“I really, really hate losing at anything, but a championship game, a Cup Final, that’s just the worst,” said Mason Toye, young rising star with Minnesota United on the eve of his first Lamar Hunt U.S. Open Cup Final. “I’ve lost the last two championship games I’ve played in, and it’s built up some extra hunger and desire in me. They’ll be in my mind in Atlanta, and I’ll put everything on the line.”
It’s a funny word coming out of Toye’s mouth: hate. Sunny and open about his successes and challenges, he’s more at-home with stoked and blessed and passion. His elaborate post-goal dance routines say a lot about his attitude toward the game and life. But, the striker’s feelings about being on the wrong side of a result do go just that little bit past plain old dislike.

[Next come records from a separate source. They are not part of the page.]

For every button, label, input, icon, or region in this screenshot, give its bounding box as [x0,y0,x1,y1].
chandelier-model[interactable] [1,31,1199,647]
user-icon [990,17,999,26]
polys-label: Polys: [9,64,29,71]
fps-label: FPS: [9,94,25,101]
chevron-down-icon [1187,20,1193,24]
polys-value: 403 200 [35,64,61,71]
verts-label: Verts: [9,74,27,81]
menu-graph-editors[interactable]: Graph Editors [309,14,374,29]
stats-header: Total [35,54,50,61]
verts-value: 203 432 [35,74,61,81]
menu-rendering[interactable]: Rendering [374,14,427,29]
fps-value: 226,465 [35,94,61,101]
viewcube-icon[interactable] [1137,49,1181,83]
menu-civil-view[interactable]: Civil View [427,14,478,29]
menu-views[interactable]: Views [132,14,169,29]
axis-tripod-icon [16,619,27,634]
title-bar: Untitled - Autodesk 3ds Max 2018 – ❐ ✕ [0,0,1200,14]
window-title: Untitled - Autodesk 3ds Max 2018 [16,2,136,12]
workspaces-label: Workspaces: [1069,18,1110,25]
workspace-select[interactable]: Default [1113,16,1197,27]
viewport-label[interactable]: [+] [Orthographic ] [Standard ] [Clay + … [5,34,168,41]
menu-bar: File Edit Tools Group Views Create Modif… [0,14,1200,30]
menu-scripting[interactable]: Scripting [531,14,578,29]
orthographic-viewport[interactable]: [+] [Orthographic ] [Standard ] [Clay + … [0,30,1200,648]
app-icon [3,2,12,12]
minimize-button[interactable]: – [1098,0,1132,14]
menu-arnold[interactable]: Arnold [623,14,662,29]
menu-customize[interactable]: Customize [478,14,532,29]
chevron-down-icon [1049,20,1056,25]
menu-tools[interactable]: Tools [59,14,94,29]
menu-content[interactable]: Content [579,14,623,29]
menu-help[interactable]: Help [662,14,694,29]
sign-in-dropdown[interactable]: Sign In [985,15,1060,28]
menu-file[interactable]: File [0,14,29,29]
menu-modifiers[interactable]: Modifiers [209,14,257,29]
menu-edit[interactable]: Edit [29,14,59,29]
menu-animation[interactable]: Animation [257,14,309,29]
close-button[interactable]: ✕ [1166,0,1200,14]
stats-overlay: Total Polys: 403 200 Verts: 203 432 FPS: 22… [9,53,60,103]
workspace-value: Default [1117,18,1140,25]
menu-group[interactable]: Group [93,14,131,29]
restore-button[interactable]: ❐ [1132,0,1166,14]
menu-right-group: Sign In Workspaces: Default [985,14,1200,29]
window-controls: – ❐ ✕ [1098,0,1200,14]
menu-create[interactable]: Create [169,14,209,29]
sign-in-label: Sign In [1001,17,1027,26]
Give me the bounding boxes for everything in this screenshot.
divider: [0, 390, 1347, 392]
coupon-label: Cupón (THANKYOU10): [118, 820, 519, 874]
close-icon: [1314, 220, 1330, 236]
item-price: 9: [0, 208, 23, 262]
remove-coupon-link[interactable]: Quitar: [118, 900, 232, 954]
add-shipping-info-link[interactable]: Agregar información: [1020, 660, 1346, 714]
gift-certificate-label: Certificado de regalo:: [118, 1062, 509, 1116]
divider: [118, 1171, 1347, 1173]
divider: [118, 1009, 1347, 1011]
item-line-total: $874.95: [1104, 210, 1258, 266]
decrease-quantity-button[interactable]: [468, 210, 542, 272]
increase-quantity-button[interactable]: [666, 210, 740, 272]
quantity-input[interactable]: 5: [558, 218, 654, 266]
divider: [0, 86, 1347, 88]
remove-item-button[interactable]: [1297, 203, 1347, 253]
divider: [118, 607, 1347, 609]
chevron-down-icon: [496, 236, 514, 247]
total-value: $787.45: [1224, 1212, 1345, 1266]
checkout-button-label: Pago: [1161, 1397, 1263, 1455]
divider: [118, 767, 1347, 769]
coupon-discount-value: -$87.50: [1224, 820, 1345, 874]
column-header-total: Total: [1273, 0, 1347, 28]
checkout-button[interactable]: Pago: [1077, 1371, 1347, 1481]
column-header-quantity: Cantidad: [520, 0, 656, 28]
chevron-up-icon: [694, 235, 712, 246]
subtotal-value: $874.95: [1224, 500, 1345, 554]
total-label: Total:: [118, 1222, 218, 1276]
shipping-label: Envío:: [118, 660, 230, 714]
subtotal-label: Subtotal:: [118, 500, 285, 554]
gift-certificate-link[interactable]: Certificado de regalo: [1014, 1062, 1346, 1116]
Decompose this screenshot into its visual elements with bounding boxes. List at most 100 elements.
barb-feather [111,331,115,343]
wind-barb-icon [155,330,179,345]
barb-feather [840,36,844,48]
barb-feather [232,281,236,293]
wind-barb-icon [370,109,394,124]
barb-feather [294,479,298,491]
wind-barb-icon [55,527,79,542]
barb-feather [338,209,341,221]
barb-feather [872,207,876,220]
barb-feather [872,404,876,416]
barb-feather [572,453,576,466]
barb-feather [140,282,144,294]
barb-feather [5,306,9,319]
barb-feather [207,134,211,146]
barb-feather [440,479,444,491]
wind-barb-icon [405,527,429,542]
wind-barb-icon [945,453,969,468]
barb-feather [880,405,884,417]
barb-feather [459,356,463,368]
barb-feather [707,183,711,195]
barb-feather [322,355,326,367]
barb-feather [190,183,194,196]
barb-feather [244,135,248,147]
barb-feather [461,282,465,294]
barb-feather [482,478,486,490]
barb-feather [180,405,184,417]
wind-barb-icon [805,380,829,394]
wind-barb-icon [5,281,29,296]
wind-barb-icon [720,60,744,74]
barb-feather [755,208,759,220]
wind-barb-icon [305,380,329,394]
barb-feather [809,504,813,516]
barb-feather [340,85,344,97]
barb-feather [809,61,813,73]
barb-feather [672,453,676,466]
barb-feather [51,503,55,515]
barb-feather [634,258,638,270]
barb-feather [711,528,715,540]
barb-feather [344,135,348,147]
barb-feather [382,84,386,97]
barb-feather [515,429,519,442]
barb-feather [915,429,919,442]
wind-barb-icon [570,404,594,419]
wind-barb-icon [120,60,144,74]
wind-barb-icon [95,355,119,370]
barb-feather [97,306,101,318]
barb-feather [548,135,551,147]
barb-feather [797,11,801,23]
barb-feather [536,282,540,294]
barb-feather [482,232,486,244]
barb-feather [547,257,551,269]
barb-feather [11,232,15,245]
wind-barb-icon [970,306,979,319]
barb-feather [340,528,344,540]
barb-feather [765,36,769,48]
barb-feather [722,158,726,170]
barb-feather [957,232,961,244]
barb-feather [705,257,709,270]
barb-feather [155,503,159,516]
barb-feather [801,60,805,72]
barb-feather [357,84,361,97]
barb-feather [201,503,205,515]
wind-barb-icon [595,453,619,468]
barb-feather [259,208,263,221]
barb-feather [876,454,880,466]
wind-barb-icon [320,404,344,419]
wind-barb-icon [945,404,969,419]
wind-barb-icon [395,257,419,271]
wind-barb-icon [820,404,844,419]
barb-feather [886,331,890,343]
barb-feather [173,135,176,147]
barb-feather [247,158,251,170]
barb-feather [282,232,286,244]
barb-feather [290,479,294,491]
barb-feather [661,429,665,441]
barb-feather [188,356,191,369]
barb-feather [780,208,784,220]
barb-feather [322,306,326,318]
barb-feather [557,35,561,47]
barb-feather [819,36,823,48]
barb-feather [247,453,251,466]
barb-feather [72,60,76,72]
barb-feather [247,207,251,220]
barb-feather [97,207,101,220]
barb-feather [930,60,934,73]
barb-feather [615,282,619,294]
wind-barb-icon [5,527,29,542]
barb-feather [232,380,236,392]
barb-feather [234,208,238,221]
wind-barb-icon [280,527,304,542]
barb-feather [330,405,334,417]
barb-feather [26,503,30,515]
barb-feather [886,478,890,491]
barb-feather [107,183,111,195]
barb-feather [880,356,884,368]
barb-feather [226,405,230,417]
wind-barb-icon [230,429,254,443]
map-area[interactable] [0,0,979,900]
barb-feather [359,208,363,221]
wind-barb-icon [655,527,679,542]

Still 20, his last two championship games ended in defeat. An undefeated run with the Indiana Hoosiers – in his only collegiate season before being drafted by Minnesota United at age 18 – ended with a 1-0 loss to Stanford in the NCAA Final (known as the College Cup) in 2017. The year before that, his Seton Hall Prep lost the New Jersey High School State Cup Final to Newark East Side.
Still Looking Up
If he’s tasted some of defeat’s agonies, Toye still wins more than he loses. After being loaned out for portions of both his rookie and sophomore seasons in Major League Soccer (to Colorado Springs Switchbacks and USL League One side Forward Madison), he’s settled into the first team in 2019. The striker, who has ambitions of winning a World Cup with the U.S. and some day playing in the UEFA Champions League, learned big lessons away on loan. “It was an important step,” Toye admits of stints in the lower divisions that made him “mentally stronger and work that much harder in the off season.”